FOR some, it's not so much a food as a drug. For others, according to several studies, it's more important than sex.

But whatever its importance in your life, chocolate is set to be on the menu for every child and most adults this weekend.

Sunday marks the culmination of one of the busiest periods in the year for chocolatiers. And as workers added the final touches to their Easter creations, the Herald lent a hand with last-minute preparations at the Butlers Chocolate Factory.

The chocolate manufacturer is renowned worldwide for its products -- but few realise the tremendous effort that goes into the spring celebration.


"A whole year's work goes into Easter, as soon as one Easter is finished we start preparing the next one straight away," Butlers' spokeswoman Aisling Walsh told the Herald.

"Two weeks after this Easter is over, we will all sit down and review how we did, because we will be working on the next one for 12 months."

Staff members are not allowed to take annual leave around Easter and Christmas because the factory gets so busy -- but there is little evidence of added pressure at the north Dublin factory.

More than 250 staff members put in extra hours to ensure there will be enough praline eggs and sweetheart chocolate bunnies left on the shelves on Sunday for last-minute buyers.

The fact that Easter is late this year was gave workers extra time to prepare.

"It's actually going quite well and quite smoothly," Ms Walsh said.

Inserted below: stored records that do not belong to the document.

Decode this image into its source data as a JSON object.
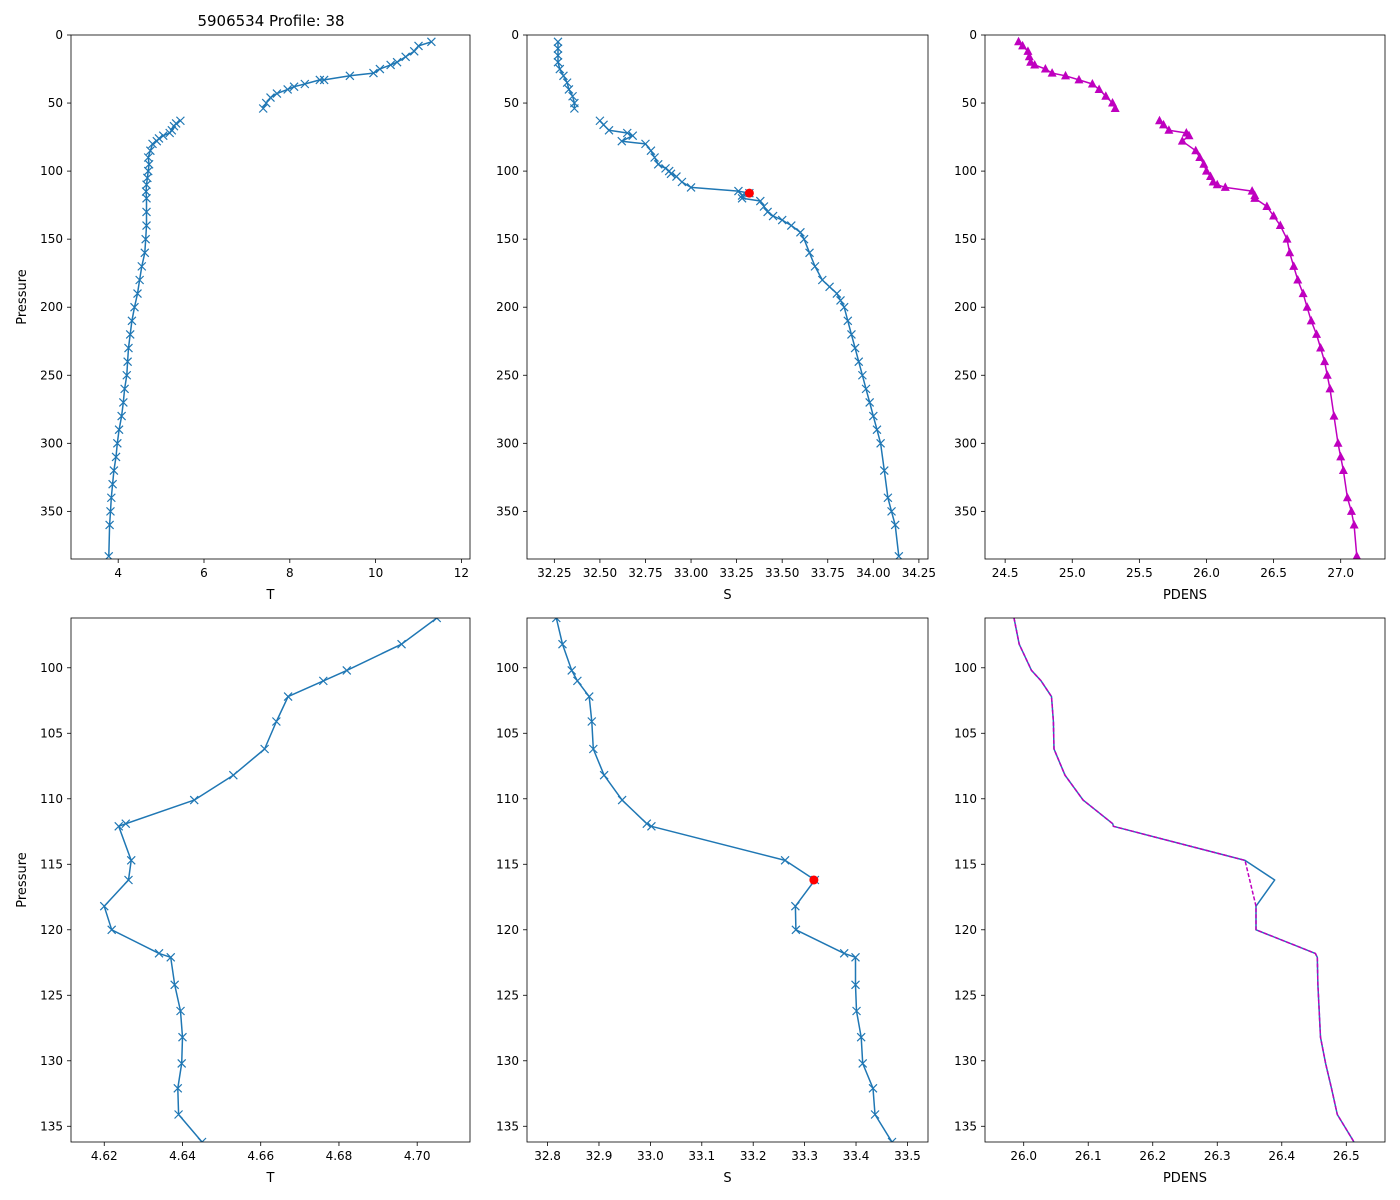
{
  "figure_title": "5906534 Profile: 38",
  "colors": {
    "line": "#1f77b4",
    "density": "#bf00bf",
    "flag": "#ff0000",
    "axes": "#000000"
  },
  "chart_data": [
    {
      "id": "temp-full",
      "type": "line",
      "xlabel": "T",
      "ylabel": "Pressure",
      "ylabel_visible": true,
      "xlim": [
        2.9,
        12.2
      ],
      "ylim": [
        385,
        0
      ],
      "invert_y": true,
      "xticks": [
        4,
        6,
        8,
        10,
        12
      ],
      "yticks": [
        0,
        50,
        100,
        150,
        200,
        250,
        300,
        350
      ],
      "marker": "x",
      "line_color_key": "line",
      "series": [
        {
          "name": "T (upper)",
          "x": [
            11.3,
            11.0,
            10.9,
            10.7,
            10.5,
            10.35,
            10.1,
            9.95,
            9.4,
            8.8,
            8.7,
            8.35,
            8.1,
            7.95,
            7.7,
            7.55,
            7.45,
            7.38
          ],
          "y": [
            5,
            8,
            12,
            16,
            20,
            22,
            25,
            28,
            30,
            33,
            33,
            36,
            38,
            40,
            43,
            46,
            50,
            54
          ]
        },
        {
          "name": "T (lower)",
          "x": [
            5.45,
            5.35,
            5.3,
            5.25,
            5.2,
            5.05,
            4.95,
            4.9,
            4.8,
            4.75,
            4.7,
            4.72,
            4.7,
            4.68,
            4.66,
            4.65,
            4.66,
            4.66,
            4.66,
            4.64,
            4.62,
            4.55,
            4.5,
            4.45,
            4.38,
            4.32,
            4.28,
            4.24,
            4.22,
            4.2,
            4.15,
            4.12,
            4.08,
            4.02,
            3.98,
            3.95,
            3.9,
            3.87,
            3.84,
            3.82,
            3.8,
            3.78
          ],
          "y": [
            63,
            65,
            67,
            70,
            72,
            74,
            76,
            78,
            80,
            85,
            90,
            95,
            100,
            105,
            110,
            115,
            120,
            130,
            140,
            150,
            160,
            170,
            180,
            190,
            200,
            210,
            220,
            230,
            240,
            250,
            260,
            270,
            280,
            290,
            300,
            310,
            320,
            330,
            340,
            350,
            360,
            383
          ]
        }
      ]
    },
    {
      "id": "sal-full",
      "type": "line",
      "xlabel": "S",
      "ylabel": "",
      "ylabel_visible": false,
      "xlim": [
        32.1,
        34.3
      ],
      "ylim": [
        385,
        0
      ],
      "invert_y": true,
      "xticks": [
        32.25,
        32.5,
        32.75,
        33.0,
        33.25,
        33.5,
        33.75,
        34.0,
        34.25
      ],
      "xtick_labels": [
        "32.25",
        "32.50",
        "32.75",
        "33.00",
        "33.25",
        "33.50",
        "33.75",
        "34.00",
        "34.25"
      ],
      "yticks": [
        0,
        50,
        100,
        150,
        200,
        250,
        300,
        350
      ],
      "marker": "x",
      "line_color_key": "line",
      "series": [
        {
          "name": "S (upper)",
          "x": [
            32.27,
            32.27,
            32.27,
            32.27,
            32.28,
            32.3,
            32.32,
            32.33,
            32.35,
            32.36,
            32.36
          ],
          "y": [
            5,
            10,
            15,
            20,
            25,
            30,
            35,
            40,
            45,
            50,
            54
          ]
        },
        {
          "name": "S (lower)",
          "x": [
            32.5,
            32.52,
            32.55,
            32.65,
            32.68,
            32.62,
            32.75,
            32.78,
            32.8,
            32.82,
            32.86,
            32.88,
            32.89,
            32.92,
            32.95,
            33.0,
            33.26,
            33.32,
            33.28,
            33.28,
            33.38,
            33.4,
            33.42,
            33.45,
            33.5,
            33.55,
            33.6,
            33.62,
            33.65,
            33.68,
            33.72,
            33.76,
            33.8,
            33.82,
            33.84,
            33.86,
            33.88,
            33.9,
            33.92,
            33.94,
            33.96,
            33.98,
            34.0,
            34.02,
            34.04,
            34.06,
            34.08,
            34.1,
            34.12,
            34.14
          ],
          "y": [
            63,
            66,
            70,
            72,
            74,
            78,
            80,
            85,
            90,
            95,
            98,
            100,
            102,
            104,
            108,
            112,
            114.7,
            116.2,
            118,
            120,
            122,
            126,
            130,
            133,
            136,
            140,
            145,
            150,
            160,
            170,
            180,
            185,
            190,
            195,
            200,
            210,
            220,
            230,
            240,
            250,
            260,
            270,
            280,
            290,
            300,
            320,
            340,
            350,
            360,
            383
          ]
        }
      ],
      "highlight": {
        "x": 33.32,
        "y": 116.2,
        "color_key": "flag"
      }
    },
    {
      "id": "dens-full",
      "type": "line",
      "xlabel": "PDENS",
      "ylabel": "",
      "ylabel_visible": false,
      "xlim": [
        24.35,
        27.33
      ],
      "ylim": [
        385,
        0
      ],
      "invert_y": true,
      "xticks": [
        24.5,
        25.0,
        25.5,
        26.0,
        26.5,
        27.0
      ],
      "xtick_labels": [
        "24.5",
        "25.0",
        "25.5",
        "26.0",
        "26.5",
        "27.0"
      ],
      "yticks": [
        0,
        50,
        100,
        150,
        200,
        250,
        300,
        350
      ],
      "marker": "triangle",
      "line_color_key": "density",
      "series": [
        {
          "name": "PDENS (upper)",
          "x": [
            24.6,
            24.63,
            24.67,
            24.68,
            24.69,
            24.72,
            24.8,
            24.85,
            24.95,
            25.05,
            25.15,
            25.2,
            25.25,
            25.3,
            25.32
          ],
          "y": [
            5,
            8,
            12,
            16,
            20,
            22,
            25,
            28,
            30,
            33,
            36,
            40,
            45,
            50,
            54
          ]
        },
        {
          "name": "PDENS (lower)",
          "x": [
            25.65,
            25.68,
            25.72,
            25.85,
            25.87,
            25.82,
            25.92,
            25.95,
            25.98,
            26.0,
            26.03,
            26.05,
            26.08,
            26.14,
            26.34,
            26.36,
            26.36,
            26.45,
            26.5,
            26.55,
            26.6,
            26.62,
            26.65,
            26.68,
            26.72,
            26.75,
            26.78,
            26.82,
            26.85,
            26.88,
            26.9,
            26.92,
            26.95,
            26.98,
            27.0,
            27.02,
            27.05,
            27.08,
            27.1,
            27.12
          ],
          "y": [
            63,
            66,
            70,
            72,
            74,
            78,
            85,
            90,
            95,
            100,
            104,
            108,
            110,
            112,
            114.7,
            118,
            120,
            126,
            133,
            140,
            150,
            160,
            170,
            180,
            190,
            200,
            210,
            220,
            230,
            240,
            250,
            260,
            280,
            300,
            310,
            320,
            340,
            350,
            360,
            383
          ]
        }
      ]
    },
    {
      "id": "temp-zoom",
      "type": "line",
      "xlabel": "T",
      "ylabel": "Pressure",
      "ylabel_visible": true,
      "xlim": [
        4.6115,
        4.7135
      ],
      "ylim": [
        136.2,
        96.2
      ],
      "invert_y": true,
      "xticks": [
        4.62,
        4.64,
        4.66,
        4.68,
        4.7
      ],
      "xtick_labels": [
        "4.62",
        "4.64",
        "4.66",
        "4.68",
        "4.70"
      ],
      "yticks": [
        100,
        105,
        110,
        115,
        120,
        125,
        130,
        135
      ],
      "marker": "x",
      "line_color_key": "line",
      "series": [
        {
          "name": "T",
          "x": [
            4.705,
            4.696,
            4.682,
            4.676,
            4.667,
            4.664,
            4.661,
            4.653,
            4.643,
            4.6255,
            4.6237,
            4.6269,
            4.6262,
            4.62,
            4.6219,
            4.634,
            4.637,
            4.638,
            4.6395,
            4.64,
            4.6398,
            4.6388,
            4.639,
            4.645
          ],
          "y": [
            96.2,
            98.2,
            100.2,
            101.0,
            102.2,
            104.1,
            106.2,
            108.2,
            110.1,
            111.9,
            112.1,
            114.7,
            116.2,
            118.2,
            120.0,
            121.8,
            122.1,
            124.2,
            126.2,
            128.2,
            130.2,
            132.1,
            134.1,
            136.2
          ]
        }
      ]
    },
    {
      "id": "sal-zoom",
      "type": "line",
      "xlabel": "S",
      "ylabel": "",
      "ylabel_visible": false,
      "xlim": [
        32.76,
        33.54
      ],
      "ylim": [
        136.2,
        96.2
      ],
      "invert_y": true,
      "xticks": [
        32.8,
        32.9,
        33.0,
        33.1,
        33.2,
        33.3,
        33.4,
        33.5
      ],
      "xtick_labels": [
        "32.8",
        "32.9",
        "33.0",
        "33.1",
        "33.2",
        "33.3",
        "33.4",
        "33.5"
      ],
      "yticks": [
        100,
        105,
        110,
        115,
        120,
        125,
        130,
        135
      ],
      "marker": "x",
      "line_color_key": "line",
      "series": [
        {
          "name": "S",
          "x": [
            32.817,
            32.829,
            32.847,
            32.858,
            32.881,
            32.886,
            32.889,
            32.91,
            32.945,
            32.993,
            33.002,
            33.262,
            33.32,
            33.282,
            33.283,
            33.377,
            33.399,
            33.399,
            33.401,
            33.41,
            33.413,
            33.433,
            33.437,
            33.47
          ],
          "y": [
            96.2,
            98.2,
            100.2,
            101.0,
            102.2,
            104.1,
            106.2,
            108.2,
            110.1,
            111.9,
            112.1,
            114.7,
            116.2,
            118.2,
            120.0,
            121.8,
            122.1,
            124.2,
            126.2,
            128.2,
            130.2,
            132.1,
            134.1,
            136.2
          ]
        }
      ],
      "highlight": {
        "x": 33.318,
        "y": 116.2,
        "color_key": "flag"
      }
    },
    {
      "id": "dens-zoom",
      "type": "line",
      "xlabel": "PDENS",
      "ylabel": "",
      "ylabel_visible": false,
      "xlim": [
        25.94,
        26.56
      ],
      "ylim": [
        136.2,
        96.2
      ],
      "invert_y": true,
      "xticks": [
        26.0,
        26.1,
        26.2,
        26.3,
        26.4,
        26.5
      ],
      "xtick_labels": [
        "26.0",
        "26.1",
        "26.2",
        "26.3",
        "26.4",
        "26.5"
      ],
      "yticks": [
        100,
        105,
        110,
        115,
        120,
        125,
        130,
        135
      ],
      "marker": "none",
      "line_color_key": "line",
      "series": [
        {
          "name": "PDENS",
          "x": [
            25.985,
            25.993,
            26.012,
            26.027,
            26.043,
            26.046,
            26.047,
            26.064,
            26.092,
            26.138,
            26.139,
            26.343,
            26.389,
            26.36,
            26.36,
            26.452,
            26.455,
            26.456,
            26.458,
            26.46,
            26.468,
            26.477,
            26.486,
            26.512
          ],
          "y": [
            96.2,
            98.2,
            100.2,
            101.0,
            102.2,
            104.1,
            106.2,
            108.2,
            110.1,
            111.9,
            112.1,
            114.7,
            116.2,
            118.2,
            120.0,
            121.8,
            122.1,
            124.2,
            126.2,
            128.2,
            130.2,
            132.1,
            134.1,
            136.2
          ]
        },
        {
          "name": "PDENS (dashed overlay)",
          "style": "dashed",
          "color_key": "density",
          "x": [
            25.985,
            25.993,
            26.012,
            26.027,
            26.043,
            26.046,
            26.047,
            26.064,
            26.092,
            26.138,
            26.139,
            26.343,
            26.36,
            26.36,
            26.452,
            26.455,
            26.456,
            26.458,
            26.46,
            26.468,
            26.477,
            26.486,
            26.512
          ],
          "y": [
            96.2,
            98.2,
            100.2,
            101.0,
            102.2,
            104.1,
            106.2,
            108.2,
            110.1,
            111.9,
            112.1,
            114.7,
            118.2,
            120.0,
            121.8,
            122.1,
            124.2,
            126.2,
            128.2,
            130.2,
            132.1,
            134.1,
            136.2
          ]
        }
      ]
    }
  ]
}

" I suppose we have been doing it a long time, so we can estimate accurately what we will need.

"Late Easters are usually good because people have had enough time to get their chocolate-appetites back from Christmas, Valentine's Day and Mother's Day."

Ms Walsh added: "Everybody who works here is a chocoholic. We all enjoy it and never tire of it, even though we can eat as much as we want to day after day," she said.


"I'm here nearly 20 years -- a lot of us would have grown up with Butlers and we love it. Irish people have a very a sweet tooth."

She says that Butlers has been here nearly 80 years and is the longest of the independent chocolate producers.

"Tastes have changed, but everyone still has their favourite."

She confesses to having a preference for the butter-praline.

"Irish people have developed a greater awareness for a more continental style chocolate -- I suppose it's like wine, people become more discerning. Dark chocolate is growing, white chocolate has a loyal following -- but you still cannot beat milk in popularity, it's still number one."